Prevalence of and risk factors for pulmonary complications after curative resection in otherwise healthy elderly patients with early stage lung canceropen access
- Authors
- Im, Yunjoo; Park, Hye Yun; Shin, Sumin; Shin, Sun Hye; Lee, Hyun; Ahn, Joong Hyun; Sohn, Insuk; Cho, Jong Ho; Kim, Hong Kwan; Zo, Jae Ill; Shim, Young Mog; Lee, Ho Yun; Kim, Jhingook
- Issue Date
- Jul-2019
- Publisher
- BMC
- Keywords
- Elderly patients; Lung cancer; Postoperative pulmonary complications
- Citation
- RESPIRATORY RESEARCH, v.20
- Indexed
- SCIE
SCOPUS
- Journal Title
- RESPIRATORY RESEARCH
- Volume
- 20
- URI
- https://scholarworks.bwise.kr/hanyang/handle/2021.sw.hanyang/13375
- DOI
- 10.1186/s12931-019-1087-x
- ISSN
- 1465-993X
- Abstract
- Background and objective
The prevalence of lung cancer has been increasing in healthy elderly patients with preserved pulmonary function and without underlying lung diseases.

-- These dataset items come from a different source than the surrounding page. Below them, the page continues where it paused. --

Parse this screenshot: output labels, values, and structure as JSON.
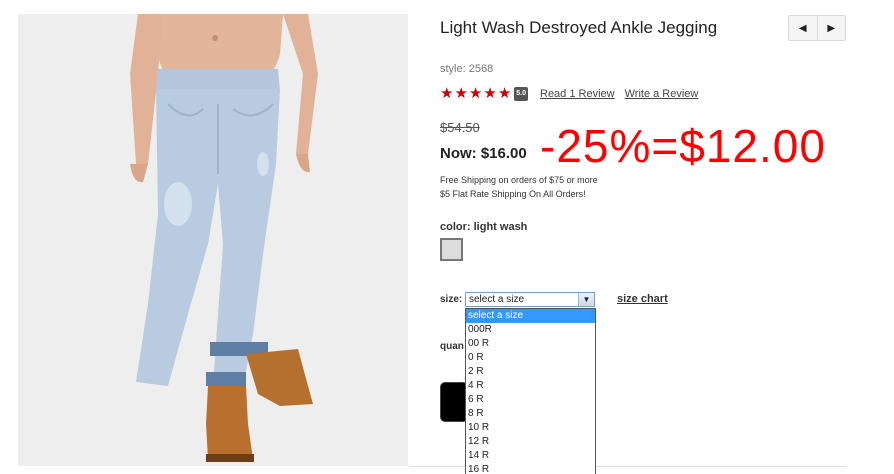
{
  "product": {
    "title": "Light Wash Destroyed Ankle Jegging",
    "style": "style: 2568",
    "image_alt": "jeans-photo"
  },
  "nav": {
    "prev_icon": "caret-left-icon",
    "next_icon": "caret-right-icon"
  },
  "rating": {
    "stars": 5,
    "score": "5.0",
    "read_reviews": "Read 1 Review",
    "write_review": "Write a Review"
  },
  "pricing": {
    "was": "$54.50",
    "now": "Now: $16.00",
    "promo": "-25%=$12.00"
  },
  "shipping": {
    "line1": "Free Shipping on orders of $75 or more",
    "line2": "$5 Flat Rate Shipping On All Orders!"
  },
  "color": {
    "label": "color:",
    "value": "light wash",
    "swatch": "#dcdcdc"
  },
  "size": {
    "label": "size:",
    "selected": "select a size",
    "chart_link": "size chart",
    "options": [
      "select a size",
      "000R",
      "00 R",
      "0 R",
      "2 R",
      "4 R",
      "6 R",
      "8 R",
      "10 R",
      "12 R",
      "14 R",
      "16 R"
    ]
  },
  "quantity": {
    "label": "quan"
  },
  "colors": {
    "accent_red": "#cc0000",
    "promo_red": "#ff0000",
    "dropdown_highlight": "#3399ff"
  }
}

We aimed to determine the prevalence of and risk factors for postoperative pulmonary complications (PPCs) in healthy elderly patients with non-small cell lung cancer (NSCLC) to select optimal candidates for surgical resection in this subpopulation.
Methods
We included 488 patients older than 70 years with normal spirometry results who underwent curative resection for NSCLC (stage IA-IIB) between 2012 and 2016.
Results
The median (interquartile range) age of our cohort was 73 (71–76) years. Fifty-two patients (10.7%) had PPCs. Severe PPCs like acute respiratory distress syndrome, pneumonia, and respiratory failure had prevalences of 3.7, 3.7, and 1.4%, respectively. Compared to patients without PPCs, those with PPCs were more likely to be male and current smokers; have a lower body mass index (BMI), higher American Society of Anesthesiologists (ASA) classification, more interstitial lung abnormalities (ILAs), and higher emphysema index on computed tomography (CT); and have undergone pneumonectomy or bilobectomy (all p < 0.05). On multivariate analysis, ASA classification ≥3, lower BMI, ILA, and extent of resection were independently associated with PPC risk. The short-term all-cause mortality was significantly higher in patients with PPCs.
Conclusions
Curative resection for NSCLC in healthy elderly patients appeared feasible with 10% PPCs. ASA classification ≥3, lower BMI, presence of ILA on CT, and larger extent of resection are predictors of PPC development, which guide treatment decision-making in these patients.